I neonati uccisi dal batterio Mamma Francesca: «Due anni fa quell'ospedale andava chiuso»

«L’unica scelta forte e doverosa che andava fatta era di chiudere tutto subito e non aspettare due anni. La decisione è stata presa solo il 12 giugno, quando ho reso pubbliche le perizie medico legali che accertavano che mia figlia è morta per il citrobacter».

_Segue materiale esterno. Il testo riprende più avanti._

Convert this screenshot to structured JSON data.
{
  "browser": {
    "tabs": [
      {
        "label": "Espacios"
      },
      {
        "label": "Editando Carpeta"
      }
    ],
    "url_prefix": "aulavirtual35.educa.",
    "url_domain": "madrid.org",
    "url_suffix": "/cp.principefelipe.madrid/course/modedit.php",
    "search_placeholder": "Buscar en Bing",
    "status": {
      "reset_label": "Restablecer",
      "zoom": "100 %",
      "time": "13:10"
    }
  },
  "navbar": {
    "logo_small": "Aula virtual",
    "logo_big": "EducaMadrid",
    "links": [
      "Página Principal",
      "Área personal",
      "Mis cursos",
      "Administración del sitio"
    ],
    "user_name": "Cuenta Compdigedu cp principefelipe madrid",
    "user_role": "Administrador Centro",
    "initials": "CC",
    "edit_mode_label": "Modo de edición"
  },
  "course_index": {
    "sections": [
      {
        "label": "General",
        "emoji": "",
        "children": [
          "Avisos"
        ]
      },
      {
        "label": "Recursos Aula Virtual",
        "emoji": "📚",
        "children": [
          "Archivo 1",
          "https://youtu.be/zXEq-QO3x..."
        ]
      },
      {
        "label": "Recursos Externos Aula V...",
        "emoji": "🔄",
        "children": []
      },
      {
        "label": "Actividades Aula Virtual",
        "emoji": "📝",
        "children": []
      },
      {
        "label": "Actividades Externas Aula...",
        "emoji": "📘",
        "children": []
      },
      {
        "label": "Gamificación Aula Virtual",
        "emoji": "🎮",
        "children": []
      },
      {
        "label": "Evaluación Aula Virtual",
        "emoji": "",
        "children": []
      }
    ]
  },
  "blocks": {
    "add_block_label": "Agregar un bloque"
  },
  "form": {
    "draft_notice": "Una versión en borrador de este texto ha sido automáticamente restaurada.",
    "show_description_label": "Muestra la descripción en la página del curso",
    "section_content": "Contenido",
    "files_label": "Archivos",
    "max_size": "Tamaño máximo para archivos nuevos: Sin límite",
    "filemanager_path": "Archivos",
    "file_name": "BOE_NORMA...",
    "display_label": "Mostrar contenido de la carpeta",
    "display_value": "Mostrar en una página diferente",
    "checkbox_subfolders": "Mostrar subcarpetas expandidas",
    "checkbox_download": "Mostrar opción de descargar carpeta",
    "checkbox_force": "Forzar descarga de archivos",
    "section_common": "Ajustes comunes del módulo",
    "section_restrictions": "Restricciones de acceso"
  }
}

A parlare è la prima persona che si è preoccupata di denunciare quanto accaduto all’Ospedale della Donna e del Bambino di Borgo Trento a Verona, dove quattro neonati sono morti e altri nove hanno riportato dannic erebrali permanenti: davanti al nosocomio è una mamma, Francesca Frezza, che appresa la notizia dell’esito dell’inchiesta ispettiva, ieri, ha iniziato una protesta fuori dell’ospedale, dove tornerà anche oggi nel nome della figlia Nina e degli altri bimbi vittime del batterio.

«Sono qui - spiega - perché l’autorevole commissione d’indagine nominata dal governatore Zaia conferma tutto quello a cui ho sempre pensato in questo lungo anno». Francesca tiene in mano la foto della figlia (la stessa ripresa nell'immagine qui sopra), nata nell’ospedale veronese l’11 aprile 2019 e morta al Gaslini di Genova sette mesi dopo.

Un rubinetto del lavandino utilizzato dal personale della Terapia intensiva neonatale per prendere l’acqua e darla ai piccoli: è questa, secondo l'indagine tecnico-scientifica, la causa ei quattro decessi e delle altre gravi conseguenze sui neonati.

A stabilirlo è la conclusione della relazione sulla vicenda del batterio Citrobacter da parte della Commissione ispettiva dalla Regione Veneto dopo i 96 casi riscontrati tra i piccoli nati a partire dal 2018. A renderlo noto il governatore del Veneto, Luca Zaia, che aveva fatto avviare le indagini nominando un gruppo di esperti guidati dal professor Vincenzo Baldo, professore di Igiene e Medicina preventiva dell’Università di Padova.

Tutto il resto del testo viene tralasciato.